スクリプト内の659行目〜749行目で”TestVM01”と同様にゲストカスタマイズを実施するタイミングでストレージ区分を変更しています。

対象仮想マシンの指定はTestVM01同様に仮想マシン作成時に$vmId_TestVM03を定義することで指定します。

下記がBody内の解説です。

vmNameTesttVM03(仮想マシン名)
guestNameTestVM03(コンピュータ名)
storageId$storageId2を使用(ポイント④で定義)
firmwareKbnファームウェア区分。1(BIOS) / 2(EFI)から選択。※
bootSecureBootFlgセキュアブートフラグ。true / falseから選択。※
bootDelayTime起動遅延時間。0~10(秒)で指定。※
bootBiosSetupFlg強制セットアップフラグ。true / falseから選択。※

※今回はカタログ名”Softank***_Catalog”のテンプレート”Win2022 Std 64bit”のデフォルト値を採用します。

手順3 PowerShellスクリプトの実行

ここまでで事前準備は完了です。実際に実行してみます。

セルフポータルサイトでAPIのログを確認してみます。
[ログ]-[タスク一覧(API)]で確認すると、問題なく動作していることが確認できます。

仮想マシングループと仮想マシンを確認すると

TestVMG01に3台の仮想マシンが作成されており、Windows2022で作成されていることがわかります。
また、TestVM02はHW構成、TestVM03ではストレージ区分が変更できました。
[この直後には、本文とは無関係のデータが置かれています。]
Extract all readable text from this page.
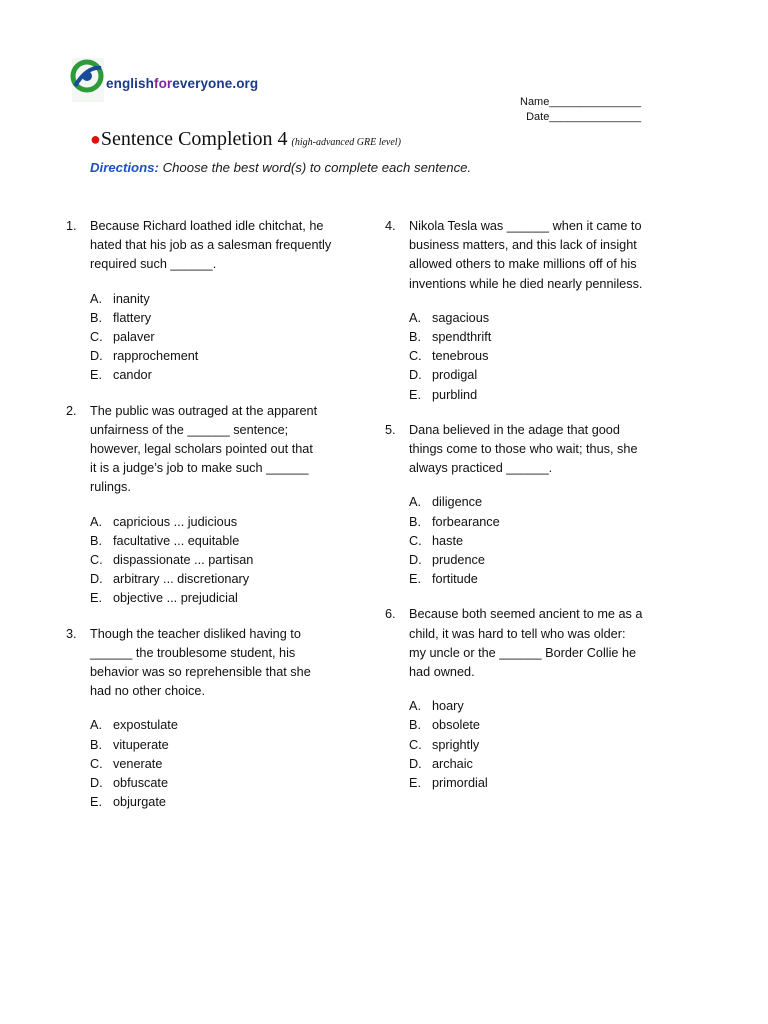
englishforeveryone.org
Name_______________
Date_______________
●Sentence Completion 4 (high-advanced GRE level)
Directions: Choose the best word(s) to complete each sentence.
1. Because Richard loathed idle chitchat, he
hated that his job as a salesman frequently
required such ______.
A. inanity
B. flattery
C. palaver
D. rapprochement
E. candor
2. The public was outraged at the apparent
unfairness of the ______ sentence;
however, legal scholars pointed out that
it is a judge’s job to make such ______
rulings.
A. capricious ... judicious
B. facultative ... equitable
C. dispassionate ... partisan
D. arbitrary ... discretionary
E. objective ... prejudicial
3. Though the teacher disliked having to
______ the troublesome student, his
behavior was so reprehensible that she
had no other choice.
A. expostulate
B. vituperate
C. venerate
D. obfuscate
E. objurgate
4. Nikola Tesla was ______ when it came to
business matters, and this lack of insight
allowed others to make millions off of his
inventions while he died nearly penniless.
A. sagacious
B. spendthrift
C. tenebrous
D. prodigal
E. purblind
5. Dana believed in the adage that good
things come to those who wait; thus, she
always practiced ______.
A. diligence
B. forbearance
C. haste
D. prudence
E. fortitude
6. Because both seemed ancient to me as a
child, it was hard to tell who was older:
my uncle or the ______ Border Collie he
had owned.
A. hoary
B. obsolete
C. sprightly
D. archaic
E. primordial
ゲストOSのカスタマイズも実施できており、sysprepも実行されていました。

⑥最後に

多くのVM数をまとめて作りたい場合は、ぜひ今回紹介したPowerShellスクリプトを使用して構築を自動化してみてください。30台ほどの構築であれば、オペレーションミスもなく、単純計算で100分ほど時間短縮が可能だと思います。

本記事で紹介したPowerSellスクリプトのポイント⑦〜⑨を繰り返すだけで台数変更が可能です。
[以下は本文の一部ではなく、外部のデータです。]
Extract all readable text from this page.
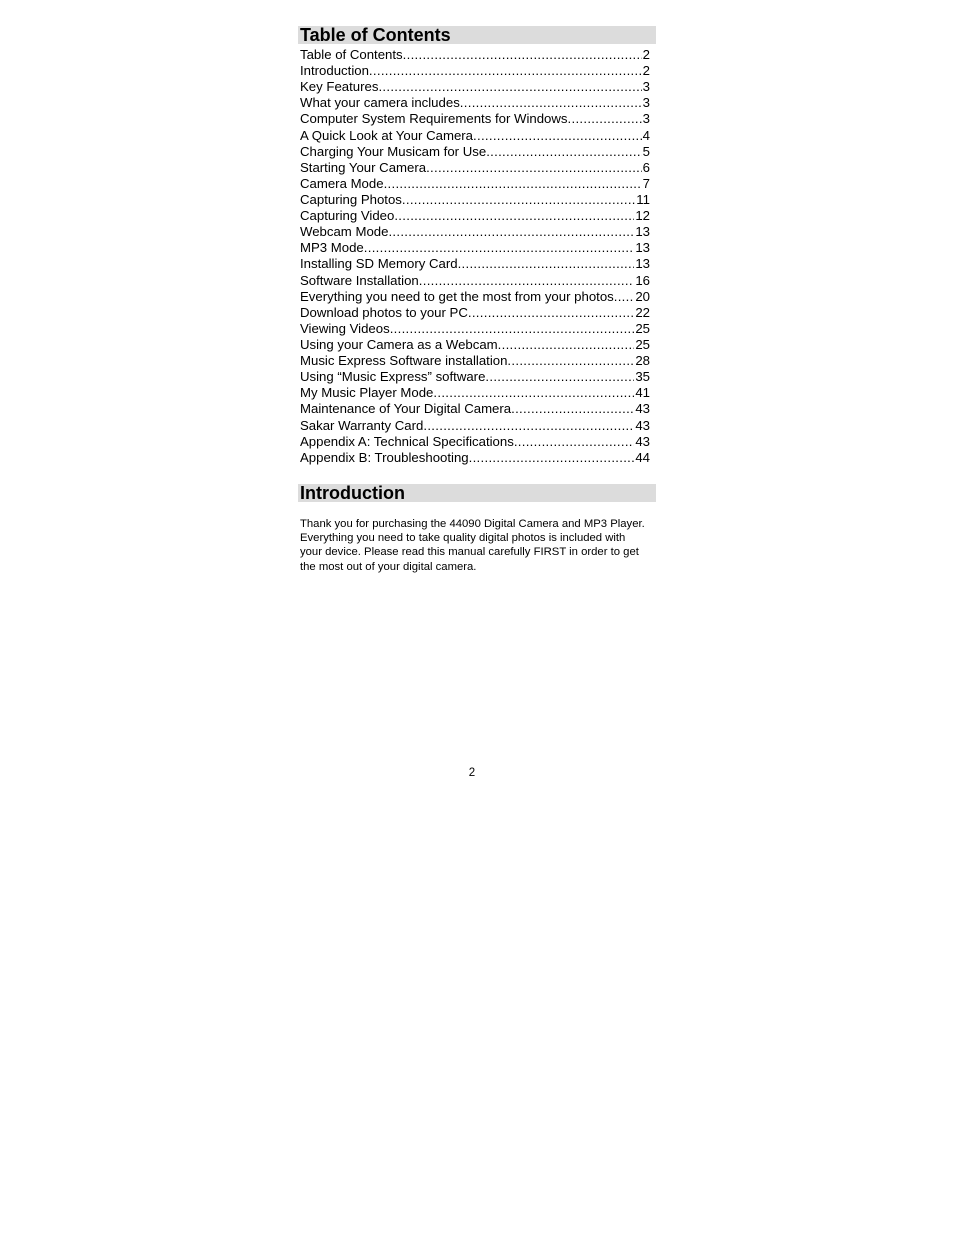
Table of Contents
Table of Contents .....	2
Introduction .....	2
Key Features .....	3
What your camera includes .....	3
Computer System Requirements for Windows .....	3
A Quick Look at Your Camera .....	4
Charging Your Musicam for Use .....	5
Starting Your Camera .....	6
Camera Mode .....	7
Capturing Photos .....	11
Capturing Video .....	12
Webcam Mode .....	13
MP3 Mode .....	13
Installing SD Memory Card .....	13
Software Installation .....	16
Everything you need to get the most from your photos ..... 20
Download photos to your PC .....	22
Viewing Videos .....	25
Using your Camera as a Webcam .....	25
Music Express Software installation .....	28
Using “Music Express” software .....	35
My Music Player Mode .....	41
Maintenance of Your Digital Camera .....	43
Sakar Warranty Card .....	43
Appendix A: Technical Specifications .....	43
Appendix B: Troubleshooting .....	44
Introduction

Thank you for purchasing the 44090 Digital Camera and MP3 Player. Everything you need to take quality digital photos is included with your device. Please read this manual carefully FIRST in order to get the most out of your digital camera.

2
当然Windows2022だけでなく、他のテンプレートでも実施可能ですし、組み合わせも可能です。

個人的にはGUI操作時の待ち時間を気にしなくていいのがストレスフリーでした!

今回ご紹介させていただいたAPI(仮想マシングループの作成、仮想マシンの作成、仮想マシンの編集、仮想マシンのパワーオン)以外にも多くのAPI機能をリリースしてます。

APIの利用方法や使用可能機能一覧は、ホワイトクラウドASPIREご利用ガイドの”APIを利用する”をご確認ください。

また、今後もAPI機能は続々と追加していきますので心待ちにしていただければと思います。

このブログをきっかけに是非自動化を推進していっていただければと思います!

最後まで読んでいただき、ありがとうございました。